A chief culprit, economists say, is legislation signed into law by President Trump in 2018, which rolled back key parts of the Dodd-Frank banking regulations passed in the wake of the 2008 financial crisis. That 2018 legislation, called the Economic Growth, Regulatory Relief, and Consumer Protection Act, passed with strong support from the Republican Party and critical support from some Democrats. Among those leading the charge was then-House Majority Leader Kevin McCarthy, who is now House Speaker.

“We’re going to move this Senate bill directly to the president’s desk to ensure these reforms help the economy to grow further by making community banks stronger,” McCarthy said of the legislation in 2018. “This is going to free up a great deal of capital and this will help a lot.”

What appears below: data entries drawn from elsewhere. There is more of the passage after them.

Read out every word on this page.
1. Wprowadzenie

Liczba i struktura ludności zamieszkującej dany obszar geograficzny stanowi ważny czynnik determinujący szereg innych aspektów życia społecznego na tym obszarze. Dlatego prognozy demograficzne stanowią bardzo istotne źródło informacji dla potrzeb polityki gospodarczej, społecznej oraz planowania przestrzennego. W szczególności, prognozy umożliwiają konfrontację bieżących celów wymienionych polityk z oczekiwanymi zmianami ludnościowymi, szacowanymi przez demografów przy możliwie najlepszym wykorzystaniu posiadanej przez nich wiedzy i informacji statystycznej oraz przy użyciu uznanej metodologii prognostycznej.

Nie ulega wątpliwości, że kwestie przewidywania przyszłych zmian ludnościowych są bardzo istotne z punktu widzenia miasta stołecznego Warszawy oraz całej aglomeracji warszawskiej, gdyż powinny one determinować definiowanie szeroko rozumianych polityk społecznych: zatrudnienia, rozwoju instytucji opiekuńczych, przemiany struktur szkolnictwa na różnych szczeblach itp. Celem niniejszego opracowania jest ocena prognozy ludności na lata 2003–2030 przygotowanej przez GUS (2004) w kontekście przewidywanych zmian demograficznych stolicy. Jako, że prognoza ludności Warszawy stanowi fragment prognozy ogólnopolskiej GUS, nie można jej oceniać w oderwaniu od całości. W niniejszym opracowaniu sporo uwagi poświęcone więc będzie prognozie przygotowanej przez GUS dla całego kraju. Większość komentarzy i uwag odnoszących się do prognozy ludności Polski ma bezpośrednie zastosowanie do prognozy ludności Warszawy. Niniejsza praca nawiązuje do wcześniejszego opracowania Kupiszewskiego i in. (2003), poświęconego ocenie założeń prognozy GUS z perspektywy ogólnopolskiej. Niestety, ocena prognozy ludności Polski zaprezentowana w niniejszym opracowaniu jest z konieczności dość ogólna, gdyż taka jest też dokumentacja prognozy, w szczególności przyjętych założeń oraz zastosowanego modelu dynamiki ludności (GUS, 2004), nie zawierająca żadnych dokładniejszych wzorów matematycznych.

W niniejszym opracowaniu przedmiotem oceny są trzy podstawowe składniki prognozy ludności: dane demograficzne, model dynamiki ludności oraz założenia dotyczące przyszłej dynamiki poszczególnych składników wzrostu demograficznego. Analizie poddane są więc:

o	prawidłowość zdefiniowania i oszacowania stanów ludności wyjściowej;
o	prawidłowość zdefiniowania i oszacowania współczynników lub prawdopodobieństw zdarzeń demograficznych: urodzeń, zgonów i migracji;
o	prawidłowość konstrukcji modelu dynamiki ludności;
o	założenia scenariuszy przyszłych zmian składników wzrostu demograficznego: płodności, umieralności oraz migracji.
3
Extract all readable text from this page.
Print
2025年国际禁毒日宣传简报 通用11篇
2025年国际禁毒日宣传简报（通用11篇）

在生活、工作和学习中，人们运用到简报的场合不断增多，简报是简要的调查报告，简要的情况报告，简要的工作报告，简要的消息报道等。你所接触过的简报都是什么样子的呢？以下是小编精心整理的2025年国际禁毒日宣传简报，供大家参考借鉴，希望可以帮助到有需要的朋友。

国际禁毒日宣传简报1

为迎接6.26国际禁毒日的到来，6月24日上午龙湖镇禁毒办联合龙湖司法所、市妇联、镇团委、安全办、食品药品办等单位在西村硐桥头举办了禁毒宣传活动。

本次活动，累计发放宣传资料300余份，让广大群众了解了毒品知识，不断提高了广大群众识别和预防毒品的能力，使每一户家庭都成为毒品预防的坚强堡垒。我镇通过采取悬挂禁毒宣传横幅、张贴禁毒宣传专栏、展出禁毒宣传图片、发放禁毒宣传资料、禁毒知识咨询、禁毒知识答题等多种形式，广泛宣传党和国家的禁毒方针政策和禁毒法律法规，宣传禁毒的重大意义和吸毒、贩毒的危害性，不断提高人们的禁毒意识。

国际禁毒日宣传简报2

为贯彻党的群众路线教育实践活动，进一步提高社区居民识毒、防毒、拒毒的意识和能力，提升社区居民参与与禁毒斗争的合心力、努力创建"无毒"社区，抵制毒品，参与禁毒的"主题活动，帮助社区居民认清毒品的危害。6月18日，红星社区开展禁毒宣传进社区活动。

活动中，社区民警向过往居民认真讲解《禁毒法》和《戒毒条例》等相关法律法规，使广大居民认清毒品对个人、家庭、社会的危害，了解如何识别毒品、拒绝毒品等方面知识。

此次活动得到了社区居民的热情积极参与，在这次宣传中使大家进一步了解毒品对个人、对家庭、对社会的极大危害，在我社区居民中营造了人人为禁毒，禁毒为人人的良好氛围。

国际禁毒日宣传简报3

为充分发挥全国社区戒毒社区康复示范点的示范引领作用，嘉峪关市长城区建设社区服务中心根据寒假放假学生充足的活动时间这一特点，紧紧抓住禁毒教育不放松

Two former staffers for House Speaker Kevin McCarthy are registered lobbyists for Silicon Valley Bank, with one specifically lobbying on the 2018 Dodd-Frank repeal law that experts say made this crisis more likely, according to federal lobbying disclosures reviewed by The Intercept. 

Other SVB lobbyists worked for political figures cutting across both parties including President Bill Clinton, former Sen. Mike Enzi, R-Wy., former Sen. Tom Coburn, R-Okla., Rep. Joe Courtney, D-Conn., former Sen. Arlen Specter D/R-Pa., and former Rep. Jay Inslee, now governor of Washington. 

Brian Worth served as coalitions director for McCarthy from January 2011 to May 2014, when he was House Republican Whip. Since March of 2017 he’s been a partner at Franklin Square Group, where he’s worked as a lobbyist for SVB. Wes McClelland served as a policy advisor and senior policy advisor for McCarthy from April 2011 to September of 2015 and joined Franklin Square in January of last year, where he has also lobbied on SVB’s behalf.

Franklin Square is the only lobby group that SVB has used in over a decade, having lobbied on its behalf every year from 2009 to 2023. The only other lobby shops SVB has employed were DLA Piper from 2009-2010 and McGuireWoods consulting from 2010-2011.

A spokesperson for McCarthy did not immediately respond to a request for comment.

Worth lobbied on the repeal law beginning on October 1, 2017, right up to its passage on May 24, 2018. Then, starting on July 1, 2018, SVB began lobbying the FDIC — the very same federal agency responsible for insuring bank deposits, which was tasked with implementing critical portions of Dodd-Frank. 

Though Franklin Square has lobbied on behalf of SBV since 2009, the 2018 filing represents the first time it had ever lobbied the FDIC.

Beginning on April 20, 2022, McClelland also began lobbying the FDIC on SBV’s behalf, which both he and Worth continued doing right up until SBV’s last lobbying filing this year.

The lobbying disclosures do not provide any more detail about the work. Neither Worth nor McClelland immediately responded to requests for comment.

“This was a 100 percent avoidable problem,” economist Dean Baker told The Intercept in an email, pointing to the Dodd-Frank repeal bill. “That bill raised the asset threshold above which banks have to undergo stress tests from $50 billion to $250 billion. SVB would have been required to undergo regular stress tests before the revision; among the stresses you look at are sharp rises in interest rates, which is apparently what did in SVB. Presumably, if its books had been subject to this test, the risk would have been detected and they would have been required to raise more capital and/or shed deposits.”